Martin Klatt wrote: Mon Jun 04, 2018 2:42 am
Stefan Kristensen wrote: Mon Jun 04, 2018 1:40 am
So there is no historical problem or narratological problem in that the women fail to convey the message, because the message they fail to convey is not a message as such, but merely a confirmation of a message they have already been given. So with the silence of the women it is up to the disciples to remember that Jesus had told them and to have faith that it is true, that Jesus has indeed risen like he said. And that is what I suggest Mark means with this ending and the silence of the women. That the disicples, after all, in the end, succeed.
I almost completely agree with that. The last sentence is the problem. You cannot know if they succeed, because it is the end and the other gospels have not been written yet, they are irrelevant to this one. It is just fiction and as such the end must be the end, the rest can only be in the imagination of the reader. The suspense is brilliantly created. We know the disciples were forewarned, but we also know they are perfectly capable of misunderstanding or forgetting about it(the whole story is full of that), so your conclusion is not only a bit hasty and unsupported from within but also biased by outside influences not incorporated in the story itself. My personal intuition would bet on the disciples being totally scattered, like sheep without the sheep herd and that is that. But that is not the point. Jesus lives(he probably never died) and released from the disturbing urges of the Holy Spirit, he can go back home and live his old life happily ever after, if the disciples ever team up with him again is irrelevant because the story ends here.
My own impression is that Mark 16:1-8 is a text that should be read with ease but most interpreters ask and want to answer eager questions which ultimately have little to do with the story.

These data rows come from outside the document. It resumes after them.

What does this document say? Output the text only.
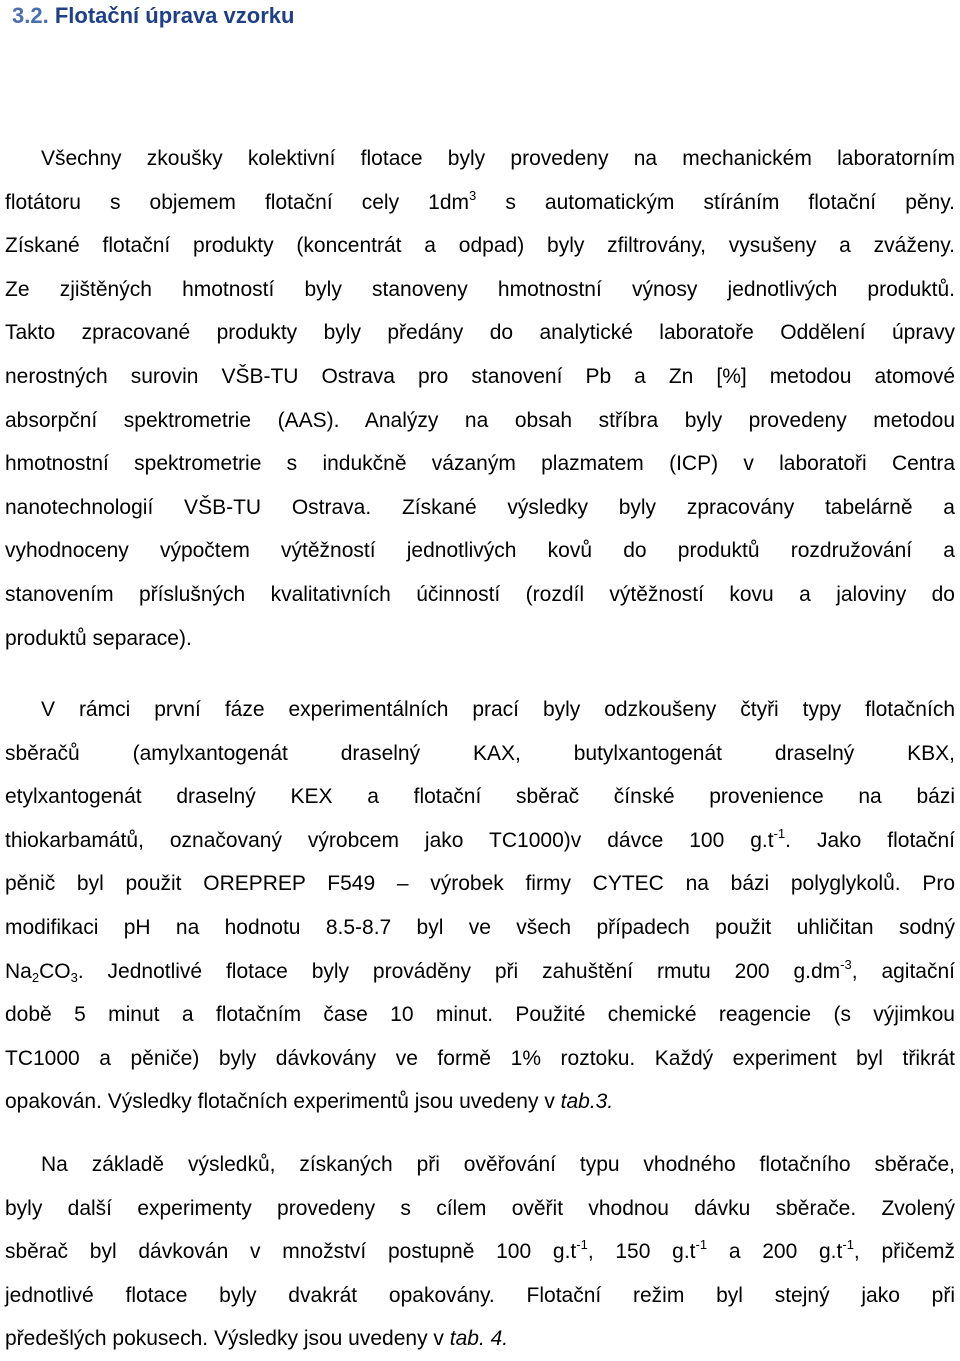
3.2. Flotační úprava vzorku
Všechny zkoušky kolektivní flotace byly provedeny na mechanickém laboratorním
flotátoru s objemem flotační cely $1dm^3$ s automatickým stíráním flotační pěny.
Získané flotační produkty (koncentrát a odpad) byly zfiltrovány, vysušeny a zváženy.
Ze zjištěných hmotností byly stanoveny hmotnostní výnosy jednotlivých produktů.
Takto zpracované produkty byly předány do analytické laboratoře Oddělení úpravy
nerostných surovin VŠB-TU Ostrava pro stanovení Pb a Zn [%] metodou atomové
absorpční spektrometrie (AAS). Analýzy na obsah stříbra byly provedeny metodou
hmotnostní spektrometrie s indukčně vázaným plazmatem (ICP) v laboratoři Centra
nanotechnologií VŠB-TU Ostrava. Získané výsledky byly zpracovány tabelárně a
vyhodnoceny výpočtem výtěžností jednotlivých kovů do produktů rozdružování a
stanovením příslušných kvalitativních účinností (rozdíl výtěžností kovu a jaloviny do
produktů separace).
V rámci první fáze experimentálních prací byly odzkoušeny čtyři typy flotačních
sběračů (amylxantogenát draselný KAX, butylxantogenát draselný KBX,
etylxantogenát draselný KEX a flotační sběrač čínské provenience na bázi
thiokarbamátů, označovaný výrobcem jako TC1000)v dávce 100 $g.t^{-1}$. Jako flotační
pěnič byl použit OREPREP F549 – výrobek firmy CYTEC na bázi polyglykolů. Pro
modifikaci pH na hodnotu 8.5-8.7 byl ve všech případech použit uhličitan sodný
$Na_2CO_3$. Jednotlivé flotace byly prováděny při zahuštění rmutu 200 $g.dm^{-3}$, agitační
době 5 minut a flotačním čase 10 minut. Použité chemické reagencie (s výjimkou
TC1000 a pěniče) byly dávkovány ve formě 1% roztoku. Každý experiment byl třikrát
opakován. Výsledky flotačních experimentů jsou uvedeny v tab.3.
Na základě výsledků, získaných při ověřování typu vhodného flotačního sběrače,
byly další experimenty provedeny s cílem ověřit vhodnou dávku sběrače. Zvolený
sběrač byl dávkován v množství postupně 100 $g.t^{-1}$, 150 $g.t^{-1}$ a 200 $g.t^{-1}$, přičemž
jednotlivé flotace byly dvakrát opakovány. Flotační režim byl stejný jako při
předešlých pokusech. Výsledky jsou uvedeny v tab. 4.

Does the text prove the resurrection?
How could the word get out and Christianity begin?
Are the disciples rehabilitated?
Is there a lost ending?
… and so on

Is Mark 16:1-8 not essentially a story about the last remaining Galilean followers of Jesus? Is the essential content of the story not the illlustration that these women, although they were devoted followers of Jesus, did not understand the essentials, because

- they were Sabbath observers
- they did not expect a resurrection
- they did not receive the message with sympathy
- they did not pass on the Good News

Does not this story about the women reflect in some sense what Mark had already said about the Galilean male disciples?